Yes, our furry pals can have ADHD, just like our kids. And, just like our kids, just because our dogs are hyper does NOT necessarily mean they have Canine ADHD. Some dogs are simply more hyper than others. Only a vet can say for sure.
Canine attention deficit hyperactivity disorder (ADHD) is defined as “a condition wherein a dog shows symptoms of ‘a constant activity, being easily distracted, impulsiveness, inability to concentrate, aggressiveness and similar behaviors.’” Perhaps you’ve noticed your dog is all over you a bit too enthusiastically as soon as you arrive home. Maybe you’re having a difficult time walking your dog because he’s constantly barking at random things and running about. Granted, dogs are active by nature, but canine ADHD, although uncommon, is a real condition.
There are several factors that contribute to hyperactivity in our canine companions. A physical issue is one. Your dog could be having vision or hearing problems, which affect his usually sharp senses. Since your dog couldn’t be sure of what he sees or hears, he gets antsy and all over the place. If your furry friend is fine in the health department, it could be the hyperactivity is just ingrained in him. Dogs come in all shapes, sizes, and personalities. Note that the presence of canine ADHD is never normal. Still, some dogs are simply hyperactive by nature.
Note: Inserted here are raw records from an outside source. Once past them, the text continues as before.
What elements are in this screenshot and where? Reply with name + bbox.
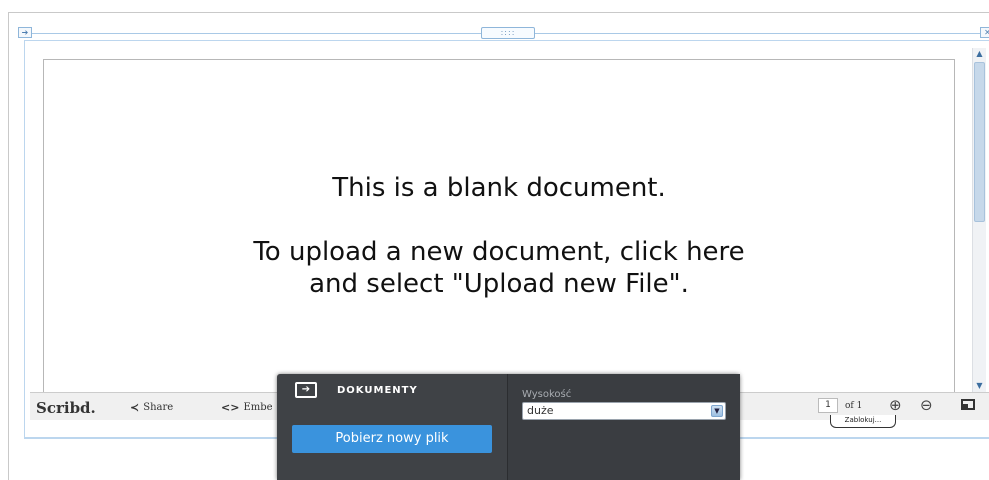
scroll-down-icon[interactable]: ▼: [973, 380, 986, 392]
zoom-in-icon[interactable]: ⊕: [889, 396, 902, 414]
embed-icon: <>: [221, 401, 240, 414]
upload-new-file-button[interactable]: Pobierz nowy plik: [292, 425, 492, 453]
close-icon[interactable]: ✕: [980, 27, 989, 38]
share-button[interactable]: ≺ Share: [130, 401, 173, 414]
chevron-down-icon[interactable]: ▼: [711, 405, 723, 417]
page-number-input[interactable]: 1: [818, 398, 838, 413]
zoom-out-icon[interactable]: ⊖: [920, 396, 933, 414]
lock-tooltip: Zablokuj...: [830, 415, 896, 428]
page-total: of 1: [845, 401, 863, 411]
document-page[interactable]: This is a blank document. To upload a ne…: [43, 59, 955, 393]
height-label: Wysokość: [522, 389, 572, 400]
documents-panel: ➔ DOKUMENTY Pobierz nowy plik Wysokość d…: [277, 374, 740, 480]
blank-document-title: This is a blank document.: [332, 173, 666, 203]
embed-label: Embe: [243, 402, 273, 413]
documents-panel-left: ➔ DOKUMENTY Pobierz nowy plik: [277, 374, 508, 480]
expand-left-icon[interactable]: ➔: [18, 27, 32, 38]
scroll-up-icon[interactable]: ▲: [973, 48, 986, 60]
drag-grip-icon: ::::: [500, 28, 516, 37]
embed-button[interactable]: <> Embe: [221, 401, 273, 414]
height-select[interactable]: duże ▼: [522, 402, 726, 420]
documents-panel-right: Wysokość duże ▼: [508, 374, 740, 480]
share-label: Share: [143, 402, 174, 413]
scribd-logo[interactable]: Scribd.: [36, 399, 96, 417]
scroll-thumb[interactable]: [974, 62, 985, 222]
share-icon: ≺: [130, 401, 140, 414]
fullscreen-icon[interactable]: [961, 399, 975, 410]
drag-handle[interactable]: ::::: [481, 27, 535, 39]
document-import-icon: ➔: [295, 382, 317, 398]
vertical-scrollbar[interactable]: ▲ ▼: [972, 48, 986, 392]
panel-header-label: DOKUMENTY: [337, 385, 418, 396]
height-select-value: duże: [527, 404, 554, 417]
upload-instructions[interactable]: To upload a new document, click here and…: [44, 236, 954, 300]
Aside from physiological factors, another thing that could cause dogs to have ADHD is the environment. Dogs who spend a large chunk of the day cooped up inside a room or cage are more likely to be hyperactive than their “running wild and free” counterparts. Your dog may be free but due to the lack of space still cannot move about freely. The lack of a regular exercise routine also contributes to the problems. Being naturally energetic creatures, dogs need to release all that pent-up energy, and what better way to do it than by exercising daily? This helps reduce the chances of canine ADHD.
You’ll know your dog has ADHD if he suddenly becomes restless and anxious for no reason. Here are other signs to watch out for:
Walking in circles
Chasing his own tail
Barking at nothing
If your dog exhibits these red-flag behaviors, schedule an appointment with the veterinarian right away.
There is no fixed or instant treatment for ADHD in dogs. Your vet may prescribe medications, like antidepressants and anti-anxiety drugs, to combat the hyperactivity. Canine ADHD, though, can be managed without resorting to drugs. Help your dog release his pent-up energy by establishing a regular exercise routine. Run, bike, or rollerblade with your dog, anything to get him up and moving. If you have to leave your dog alone for most of the day, make sure he has plenty of toys and things around him to get him busy and moving.
Ignore your dog’s negative behavior, but reward the positive ones. If he gets too enthusiastic in greeting you, don’t pay attention to him until he settles down. Once he does, pat him and give him a treat. Show your dog that you’re having none of his hyperactive behavior.
You can also manage canine ADHD by keeping an eye on your dog’s diet. Ask your vet for the best food to give your dog, and stay away from food that contain high sugar levels.